Welche Fähigkeiten brauchen Erwerbstätige für die sogenannte Arbeitswelt 4.0. Um diese Frage dreht sich die Studie "Skill Shift. Automation and the future of the workforce" des McKinsey Global Institute. Darin sprechen die Analysten vier Empfehlungen an Politik und Wirtschaft aus. Das Stichwort von der Arbeitswelt 4.0 umschreibt den Einfluss von Automatisierung und Künstlicher Intelligenz (KI).
McKinsey systematisiert Erwerbsarbeit anhand von fünf Fertigkeiten: physische und händische Fähigkeiten, einfache kognitive Fähigkeiten, höhere kognitive Fähigkeiten, soziale/emotionale Fähigkeiten und technologische Fähigkeiten. Die Analysten quantifizieren, wie hoch die Verschiebungen dieser Skills in Deutschland, Frankreich, Großbritannien, Italien, Spanien und den USA sein werden.
Anteil körperlicher Arbeit sinkt bis 2030 deutlich
Ergebnis: In der Bundesrepublik wird insbesondere der Anteil körperlicher/händischer Arbeit bis zum Jahr 2030 deutlich zurückgehen. Konkret spricht McKinsey von 22 Prozent Minus, das sei "weitaus größer als in anderen Ländern". Die Ursache dafür liegt in der maschinellen Aufrüstung des verarbeitenden Gewerbes.

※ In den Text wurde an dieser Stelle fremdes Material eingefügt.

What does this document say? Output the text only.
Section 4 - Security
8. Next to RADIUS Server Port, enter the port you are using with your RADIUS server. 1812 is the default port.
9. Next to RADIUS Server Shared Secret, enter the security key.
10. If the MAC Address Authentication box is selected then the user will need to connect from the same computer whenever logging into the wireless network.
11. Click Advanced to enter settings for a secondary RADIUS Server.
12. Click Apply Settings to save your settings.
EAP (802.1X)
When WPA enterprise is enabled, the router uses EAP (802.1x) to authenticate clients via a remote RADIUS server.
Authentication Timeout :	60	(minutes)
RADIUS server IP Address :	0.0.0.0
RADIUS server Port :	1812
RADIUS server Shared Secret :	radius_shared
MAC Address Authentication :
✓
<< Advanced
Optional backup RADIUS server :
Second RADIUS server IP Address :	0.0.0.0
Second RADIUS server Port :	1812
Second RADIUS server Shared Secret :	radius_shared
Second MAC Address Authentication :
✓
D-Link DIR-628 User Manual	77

Technologische Fähigkeiten und Soft Skills werden wichtiger
Die Analysten rechnen aus, wie viele Arbeitsstunden im Jahr 2016 auf welche Art von Tätigkeiten entfallen sind und wie sich das mutmaßlich bis 2030 verändern wird. In ganzen Zahlen leisteten deutsche Erwerbstätige 2016 folgende Arbeitsstunden: 26 Milliarden mit physischer/händischer Tätigkeit, 20 Milliarden mit höheren kognitiven Fähigkeiten, 15 Milliarden mit einfachen kognitiven Fähigkeiten und 14 Milliarden mit sozialen/emotionalen Fähigkeiten sowie zwölf Milliarden mit technologischen Fähigkeiten.
Dieser Bereich - technologische Fähigkeiten - deckte 2016 damit 14 Prozent der Arbeitszeit ab, bis 2030 wird er auf 19 Prozent steigen. Gemeint sind damit IT-Expertise, Programmier- und Analysekenntnisse und Fähigkeiten in wissenschaftlicher Forschung sowie technischem Design.

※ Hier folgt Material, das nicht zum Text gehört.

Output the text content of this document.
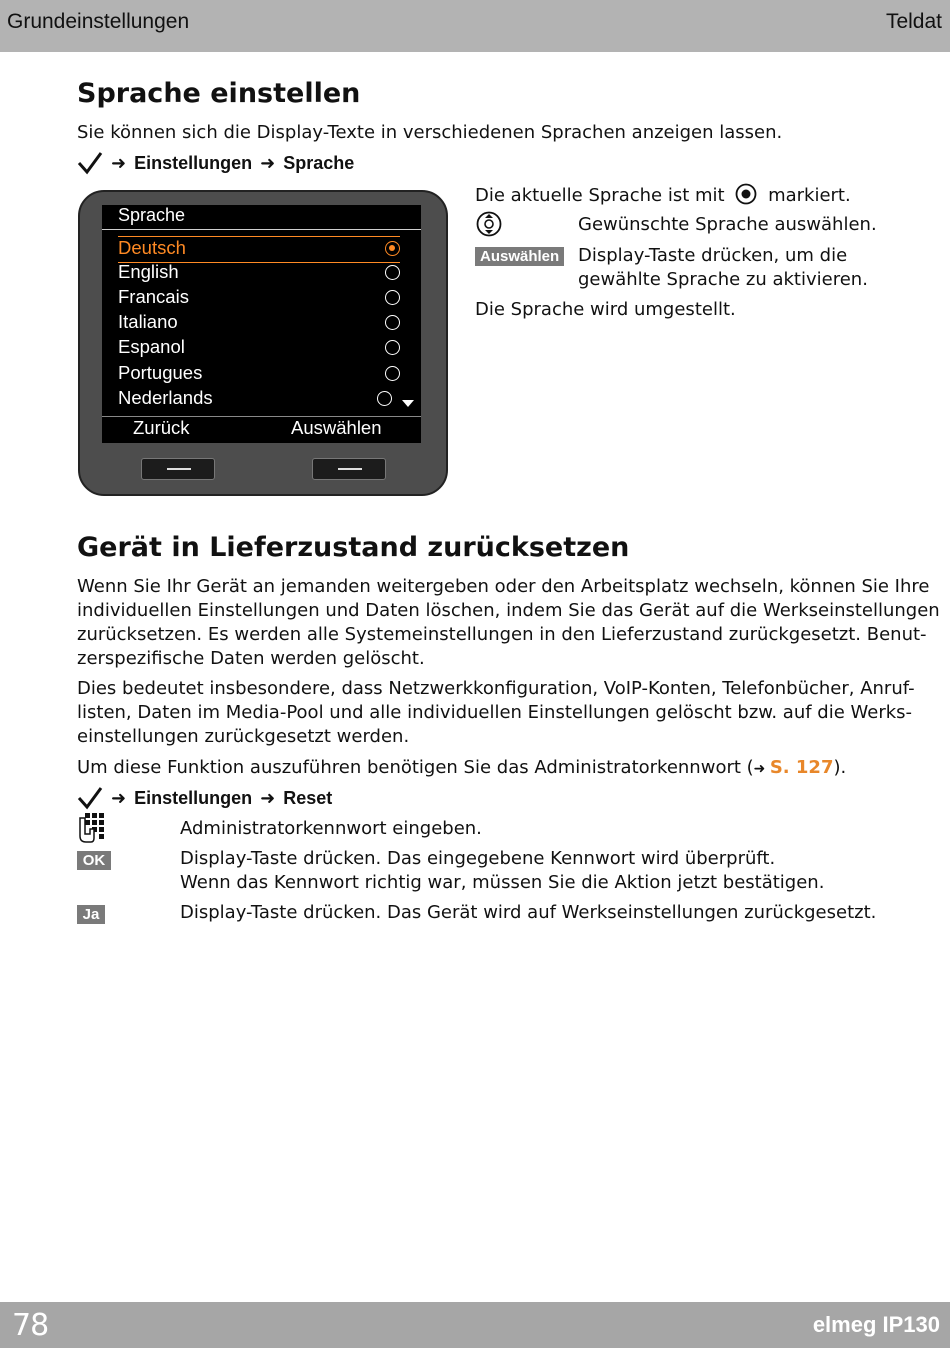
Grundeinstellungen	Teldat
Sprache einstellen

Sie können sich die Display-Texte in verschiedenen Sprachen anzeigen lassen.

➜ Einstellungen ➜ Sprache
Sprache
Deutsch
English
Francais
Italiano
Espanol
Portugues
Nederlands
Zurück	Auswählen
Die aktuelle Sprache ist mit markiert.
Gewünschte Sprache auswählen.
Auswählen Display-Taste drücken, um die
gewählte Sprache zu aktivieren.
Die Sprache wird umgestellt.
Gerät in Lieferzustand zurücksetzen
Wenn Sie Ihr Gerät an jemanden weitergeben oder den Arbeitsplatz wechseln, können Sie Ihre
individuellen Einstellungen und Daten löschen, indem Sie das Gerät auf die Werkseinstellungen
zurücksetzen. Es werden alle Systemeinstellungen in den Lieferzustand zurückgesetzt. Benut-
zerspezifische Daten werden gelöscht.
Dies bedeutet insbesondere, dass Netzwerkkonfiguration, VoIP-Konten, Telefonbücher, Anruf-
listen, Daten im Media-Pool und alle individuellen Einstellungen gelöscht bzw. auf die Werks-
einstellungen zurückgesetzt werden.
Um diese Funktion auszuführen benötigen Sie das Administratorkennwort (➜ S. 127).
➜ Einstellungen ➜ Reset
Administratorkennwort eingeben.
OK	Display-Taste drücken. Das eingegebene Kennwort wird überprüft.
Wenn das Kennwort richtig war, müssen Sie die Aktion jetzt bestätigen.
Ja	Display-Taste drücken. Das Gerät wird auf Werkseinstellungen zurückgesetzt.
78	elmeg IP130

Auch die Arbeitszeit für Tätigkeiten, die soziale und emotionale Skills erfordern, wird steigen. Dazu zählt McKinsey Kommunikations- und Verhandlungsgeschick sowie Empathie und Führungsvermögen. 2030 werden solche Tätigkeiten etwa 20 Prozent der Arbeitszeit ausmachen.
Weiterqualifikation künftig sehr wichtig
Soweit die Prognose für die Arbeitswelt 4.0. Die Studie dokumentiert, dass jeder dritte bis vierte von 3.000 befragten Top-Managern negative Auswirkungen dieser Entwicklung befürchtet. Unternehmen könnten Wachstumsziele verfehlen, so die Sorge. Ein Gegenmittel sehen die Befragten in der Weiterqualifikation der Beschäftigten.
4 Aufgaben für Politik und Wirtschaft
Eine Haltung, die McKinsey unterstützt und ausbaut. Die Analysten sehen auch die Politik gefordert. Sie führen folgende vier Punkte an:
1. Neue Rolle der Arbeitsagenturen: Das vormalige Arbeitsamt, die heutige Arbeitsagentur, muss eine aktive Rolle spielen. Statt wie früher lediglich Arbeitslosigkeit zu kompensieren, muss sich die Agentur zum Job-Center entwickeln, das zwischen Arbeitslosen und Unternehmen vermittelt. Deutschland sei hier auf einem guten Weg, attestiert McKinsey.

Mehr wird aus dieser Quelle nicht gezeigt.